Objective: The presence of microscopic tumour cells within 1 mm of the circumferential surgical resection margin (CRM) is the endpoint most strongly associated with local recurrence in rectal cancer and doubles the risk of developing distant metastases. Reporting on the CRM can monitor surgical quality assurance and over the past two decades has driven advances in surgical technique with the increasing use of total mesorectal excision. The aim of this review was to use the evidence from both phase II and phase III randomized trials of preoperative radiotherapy and chemoradiation in rectal cancer, to assess how often CRM involvement is currently documented and examine its utility as an early predictor of both disease-free and overall survival.
Method: A literature search identified both randomized and nonrandomized trials of preoperative radiation therapy and chemoradiation therapy in rectal cancer since 1993. The aim was to find those studies, which documented the distance from the periphery of the tumour and the CRM. Small trials treating < 20 patients were excluded.

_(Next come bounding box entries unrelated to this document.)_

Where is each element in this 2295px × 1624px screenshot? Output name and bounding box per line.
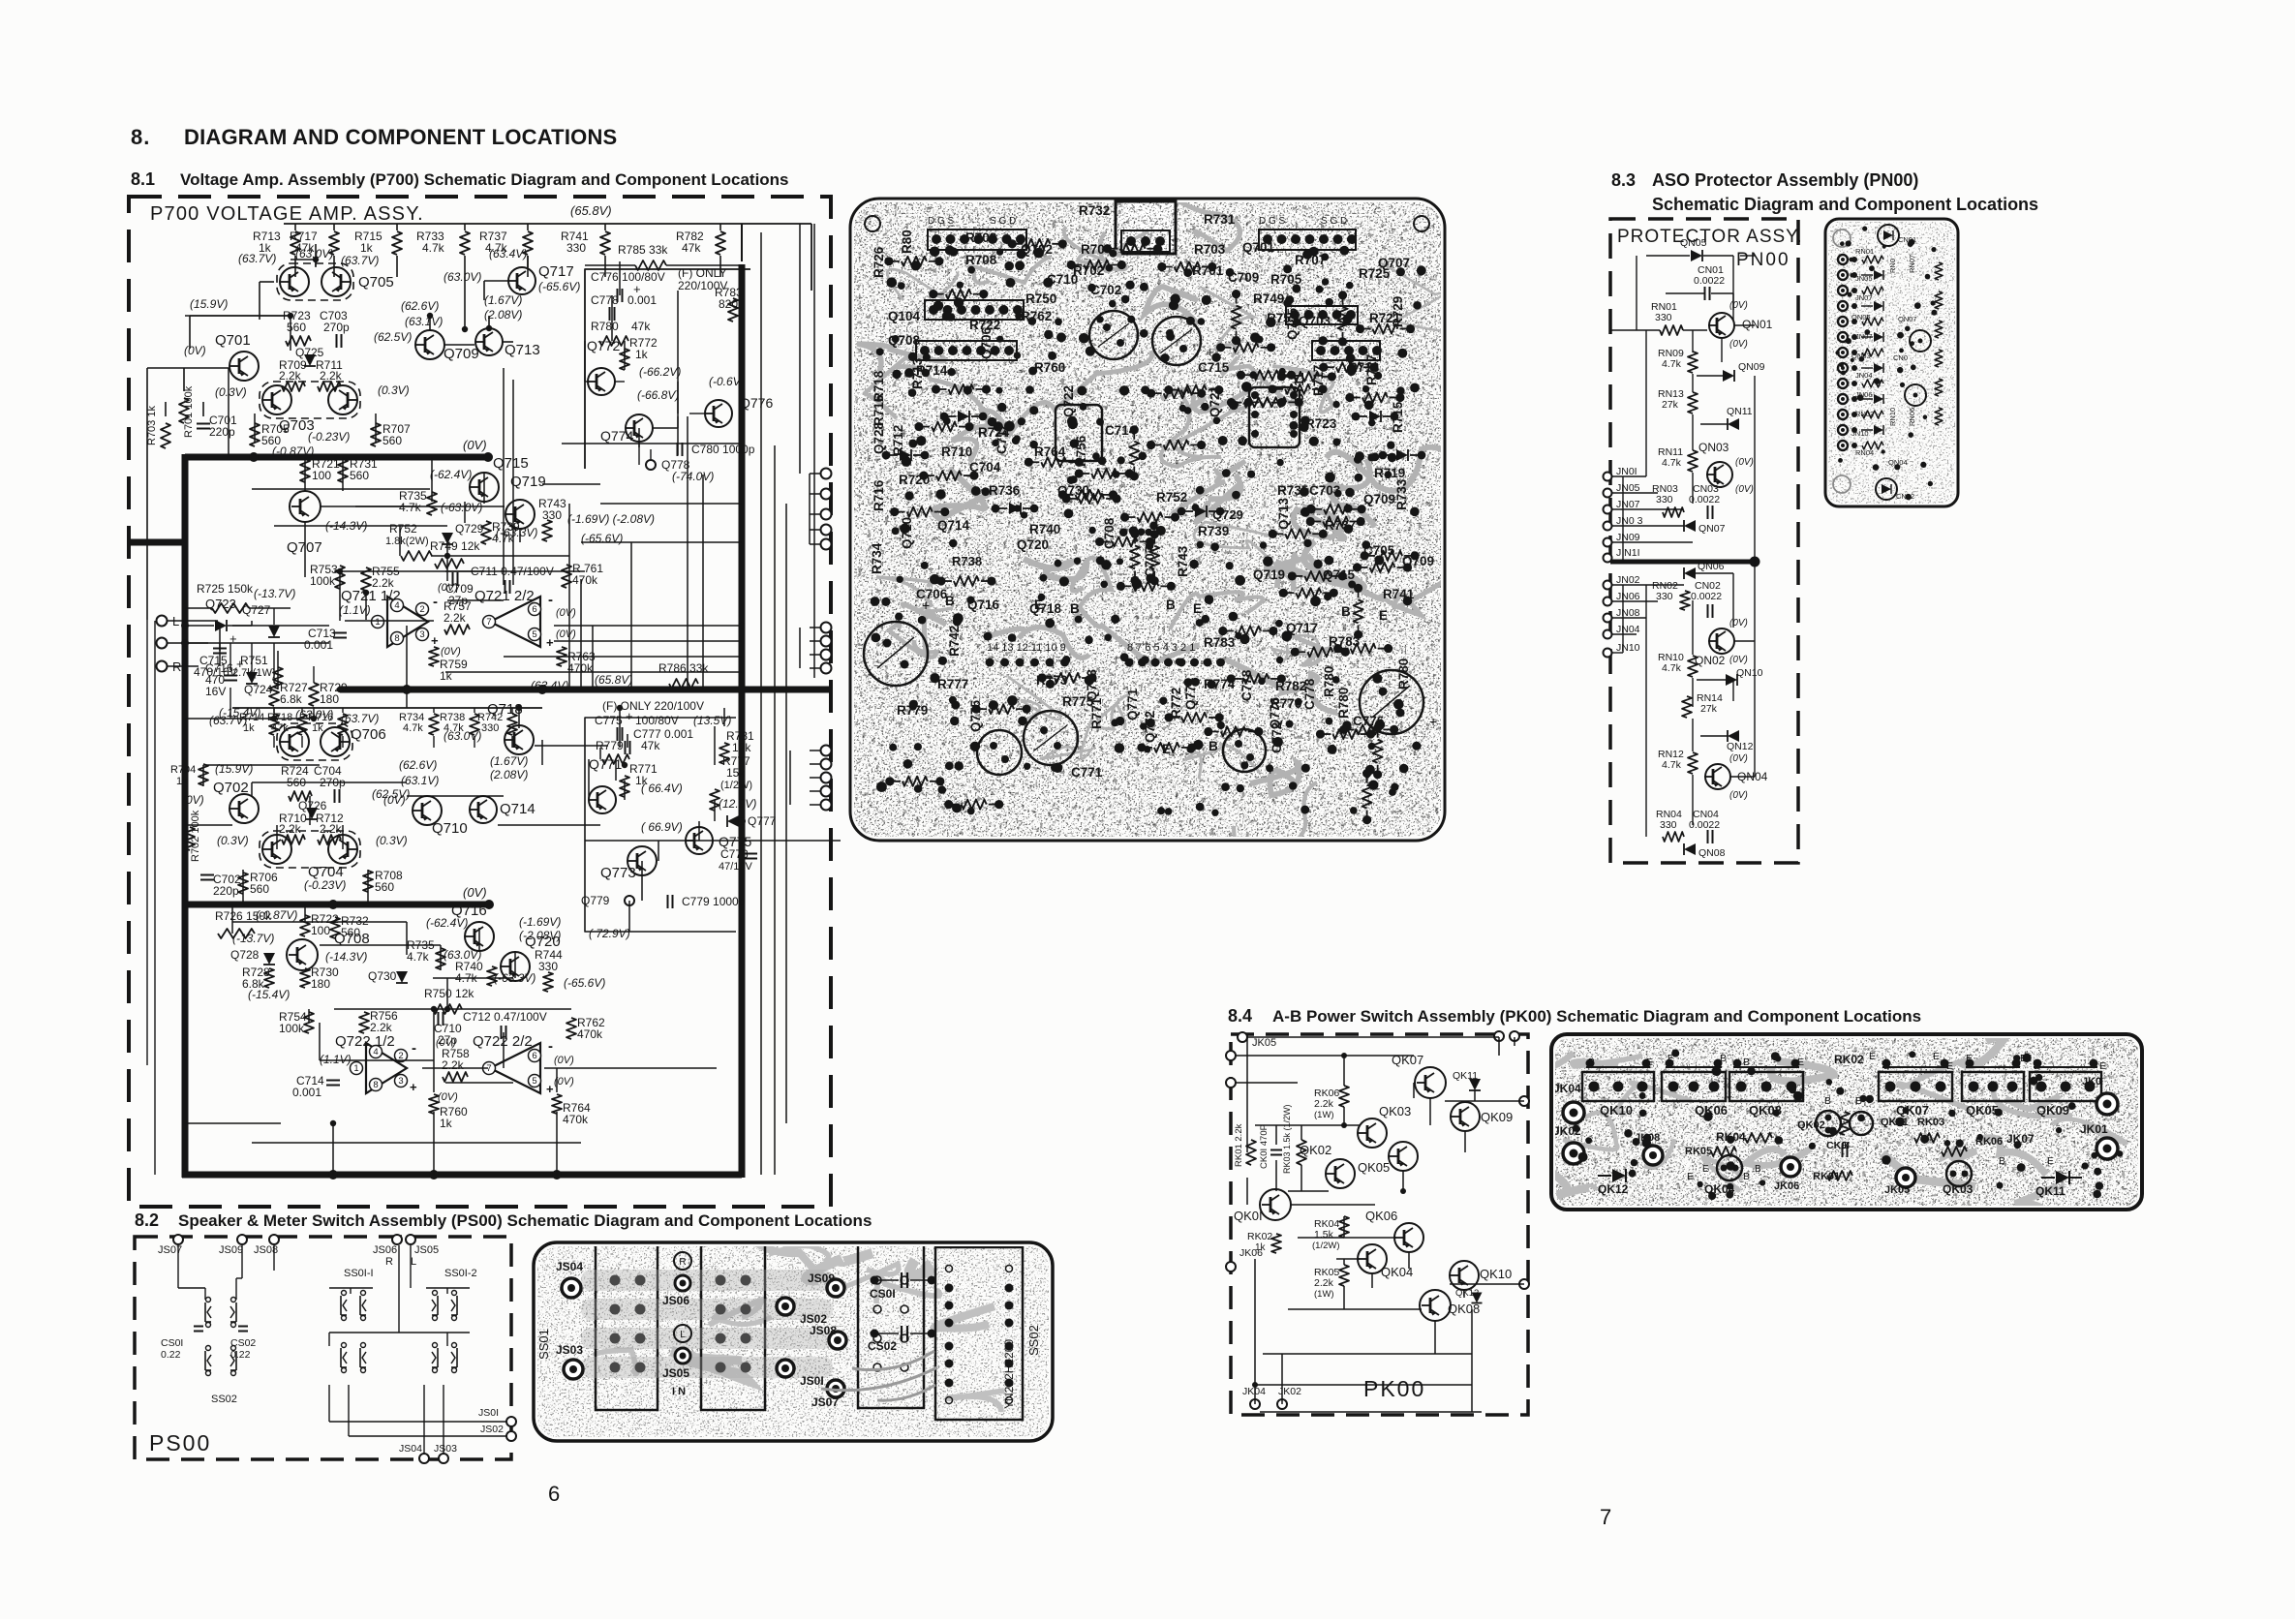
resistor RK06 pcb bbox=[1942, 1147, 1967, 1156]
ring pad JK08 bbox=[1643, 1146, 1663, 1165]
svg-text:R750 12k: R750 12k bbox=[424, 987, 474, 1000]
connector terminals right edge bbox=[821, 469, 832, 479]
svg-text:JS0I: JS0I bbox=[800, 1374, 824, 1388]
switch body 3 bbox=[858, 1242, 924, 1408]
svg-text:8.1: 8.1 bbox=[131, 169, 155, 189]
svg-text:0.001: 0.001 bbox=[292, 1086, 321, 1099]
svg-text:1k: 1k bbox=[440, 669, 453, 683]
svg-text:JK01: JK01 bbox=[2080, 1122, 2108, 1136]
svg-text:B: B bbox=[1070, 601, 1080, 616]
svg-text:C709: C709 bbox=[1228, 270, 1259, 285]
resistor R742 bbox=[511, 708, 513, 713]
svg-text:JN07: JN07 bbox=[1855, 293, 1873, 302]
PK00 PCB speckle bbox=[1551, 1034, 2142, 1210]
svg-text:R729: R729 bbox=[1391, 296, 1405, 327]
svg-text:JK0: JK0 bbox=[2082, 1076, 2101, 1088]
wire to JS01 bbox=[465, 1421, 506, 1423]
svg-text:C778: C778 bbox=[1239, 669, 1254, 701]
svg-text:(F) ONLY: (F) ONLY bbox=[678, 266, 726, 280]
svg-text:RK05: RK05 bbox=[1685, 1146, 1712, 1157]
connector strip right 2 bbox=[1286, 306, 1358, 324]
svg-text:Q720: Q720 bbox=[1017, 537, 1049, 552]
transistor QK03 pcb bbox=[1946, 1161, 1972, 1186]
svg-text:R723: R723 bbox=[1305, 416, 1337, 431]
svg-text:(15.9V): (15.9V) bbox=[190, 297, 228, 311]
wire bbox=[260, 281, 274, 283]
svg-text:Q721 2/2: Q721 2/2 bbox=[474, 588, 535, 604]
svg-text:B: B bbox=[2034, 1060, 2040, 1072]
svg-text:R713: R713 bbox=[1348, 360, 1380, 375]
svg-text:JN09: JN09 bbox=[1616, 532, 1640, 543]
svg-text:R742: R742 bbox=[947, 626, 962, 657]
svg-text:(0V): (0V) bbox=[436, 1037, 456, 1049]
svg-text:R720: R720 bbox=[899, 473, 930, 487]
wire bbox=[464, 277, 466, 329]
svg-text:QK11: QK11 bbox=[2035, 1184, 2066, 1198]
diode QN06 bbox=[1684, 567, 1696, 579]
svg-text:15k: 15k bbox=[726, 766, 746, 780]
svg-text:Q709: Q709 bbox=[1402, 554, 1434, 568]
svg-text:QK12: QK12 bbox=[1455, 1288, 1479, 1299]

Results: One hundred and eighty-seven phase II and 28 phase III trials of preoperative radiotherapy or chemoradiation were identified. Most trials documented the degree of response but only 10 of 187 phase II/retrospective studies and four of 28 phase III trials presented data on the achievement of a negative CRM. Few defined this early pathological endpoint prospectively with accurate measurements. However, the majority of studies did use the definition of <or= 1 mm as an involved CRM. Discussion Pathological parameters have been used as early endpoints to compare studies of preoperative radiotherapy or chemoradiation. It remains uncertain whether the degree of response to chemoradiation (e.g. complete pathological response, downsizing the primary tumour, sterilizing the regional nodes, tumour regression grades or residual cell density) or the achievement of a curative resection (uninvolved CRM) is the best early clinical endpoint. Retrospective studies in rectal cancer have confirmed a strong association between the presence of microscopic tumour cells within 1 mm of the CRM and increased risks of both local recurrence and distant metastases. However, as yet this early pathological endpoint lacks structured measurement and analysis techniques to control for intra- and inter-observer variation and has not been validated as a potential surrogate for local control and survival. Recommendations are made as to the most appropriate information, which should be documented in future trials.
Conclusion: The CRM status predicts outcome after surgery alone, preoperative radiotherapy and preoperative chemoradiation. Yet CRM status and its measurement has been poorly documented in the literature, and rarely as a prospective measure of outcome. The CRM should be measured and documented in all cases, using the definition of <or= 1 mm to denote an involved CRM. This definition should also be incorporated into future rectal cancer studies with the use of a standardized proforma.